Making the choice for an open or closed adoption is certainly a difficult process because many parents want a closed adoption so they do not have to worry about their child knowing their birth parents and one day losing the child to his birth parents. These fears are normal and understandable in adoptive parents, however for the well being of your child you should educate yourself on open and closed adoptions and see all the real benefits open adoption has for your child. Once you deal with your fears concerning open adoption you will realize you have nothing to worry about and will end up with a more balanced and well adjusted child than if you choose closed adoption.

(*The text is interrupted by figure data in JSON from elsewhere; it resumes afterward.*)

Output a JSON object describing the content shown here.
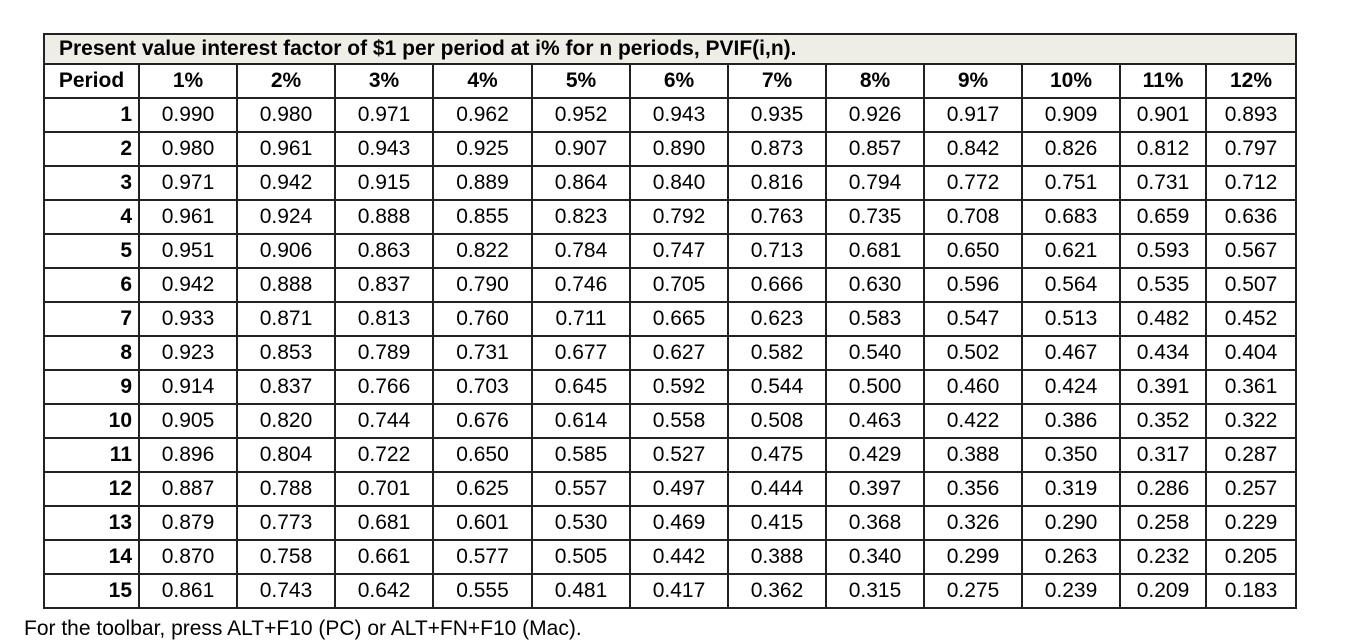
{
  "table": {
    "title": "Present value interest factor of $1 per period at i% for n periods, PVIF(i,n).",
    "header": [
      "Period",
      "1%",
      "2%",
      "3%",
      "4%",
      "5%",
      "6%",
      "7%",
      "8%",
      "9%",
      "10%",
      "11%",
      "12%"
    ],
    "rows": [
      [
        "1",
        "0.990",
        "0.980",
        "0.971",
        "0.962",
        "0.952",
        "0.943",
        "0.935",
        "0.926",
        "0.917",
        "0.909",
        "0.901",
        "0.893"
      ],
      [
        "2",
        "0.980",
        "0.961",
        "0.943",
        "0.925",
        "0.907",
        "0.890",
        "0.873",
        "0.857",
        "0.842",
        "0.826",
        "0.812",
        "0.797"
      ],
      [
        "3",
        "0.971",
        "0.942",
        "0.915",
        "0.889",
        "0.864",
        "0.840",
        "0.816",
        "0.794",
        "0.772",
        "0.751",
        "0.731",
        "0.712"
      ],
      [
        "4",
        "0.961",
        "0.924",
        "0.888",
        "0.855",
        "0.823",
        "0.792",
        "0.763",
        "0.735",
        "0.708",
        "0.683",
        "0.659",
        "0.636"
      ],
      [
        "5",
        "0.951",
        "0.906",
        "0.863",
        "0.822",
        "0.784",
        "0.747",
        "0.713",
        "0.681",
        "0.650",
        "0.621",
        "0.593",
        "0.567"
      ],
      [
        "6",
        "0.942",
        "0.888",
        "0.837",
        "0.790",
        "0.746",
        "0.705",
        "0.666",
        "0.630",
        "0.596",
        "0.564",
        "0.535",
        "0.507"
      ],
      [
        "7",
        "0.933",
        "0.871",
        "0.813",
        "0.760",
        "0.711",
        "0.665",
        "0.623",
        "0.583",
        "0.547",
        "0.513",
        "0.482",
        "0.452"
      ],
      [
        "8",
        "0.923",
        "0.853",
        "0.789",
        "0.731",
        "0.677",
        "0.627",
        "0.582",
        "0.540",
        "0.502",
        "0.467",
        "0.434",
        "0.404"
      ],
      [
        "9",
        "0.914",
        "0.837",
        "0.766",
        "0.703",
        "0.645",
        "0.592",
        "0.544",
        "0.500",
        "0.460",
        "0.424",
        "0.391",
        "0.361"
      ],
      [
        "10",
        "0.905",
        "0.820",
        "0.744",
        "0.676",
        "0.614",
        "0.558",
        "0.508",
        "0.463",
        "0.422",
        "0.386",
        "0.352",
        "0.322"
      ],
      [
        "11",
        "0.896",
        "0.804",
        "0.722",
        "0.650",
        "0.585",
        "0.527",
        "0.475",
        "0.429",
        "0.388",
        "0.350",
        "0.317",
        "0.287"
      ],
      [
        "12",
        "0.887",
        "0.788",
        "0.701",
        "0.625",
        "0.557",
        "0.497",
        "0.444",
        "0.397",
        "0.356",
        "0.319",
        "0.286",
        "0.257"
      ],
      [
        "13",
        "0.879",
        "0.773",
        "0.681",
        "0.601",
        "0.530",
        "0.469",
        "0.415",
        "0.368",
        "0.326",
        "0.290",
        "0.258",
        "0.229"
      ],
      [
        "14",
        "0.870",
        "0.758",
        "0.661",
        "0.577",
        "0.505",
        "0.442",
        "0.388",
        "0.340",
        "0.299",
        "0.263",
        "0.232",
        "0.205"
      ],
      [
        "15",
        "0.861",
        "0.743",
        "0.642",
        "0.555",
        "0.481",
        "0.417",
        "0.362",
        "0.315",
        "0.275",
        "0.239",
        "0.209",
        "0.183"
      ]
    ]
  },
  "footer_note": "For the toolbar, press ALT+F10 (PC) or ALT+FN+F10 (Mac)."
}
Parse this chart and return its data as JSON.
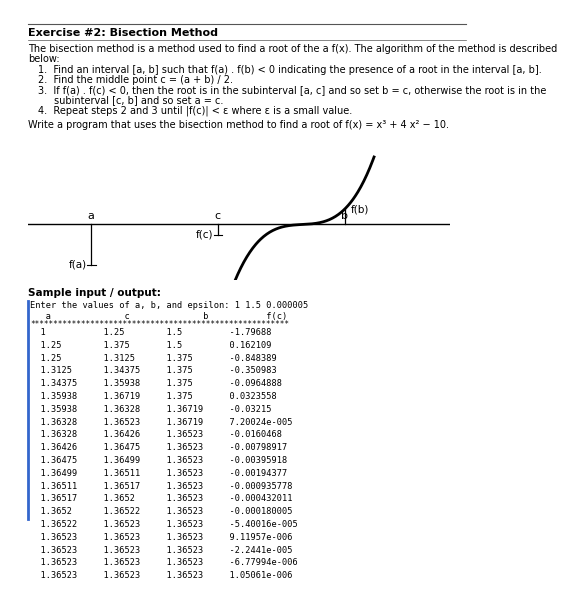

Also, once you meet the birth parents this might calm your fears a bit and you may be able to be involved throughout the pregnancy. With an open adoption your child will know that his birth parents loved him but were simply unable to care for him due to age, financial status, or fear of being able to properly care for a child. When your child realizes his birth parents made the best possible choice for his well being by placing him with his adoptive parents he will not have the emotional issues that result when adopted children come to the conclusion they were not good enough to be loved by their birth parents. In many cases this is completely wrong, but studies show that adopted children frequently have these feelings regardless of the love their adoptive family gives them.
Because of your child it is important to realize he has a connection with his birth parents and has a right to know who they are, why the gave him up for adoption, and that he was loved. Bury your fears about open adoption and one day losing your child to the birth parents and choose open adoption in order to have the healthiest, happiest and most well adjusted child possible.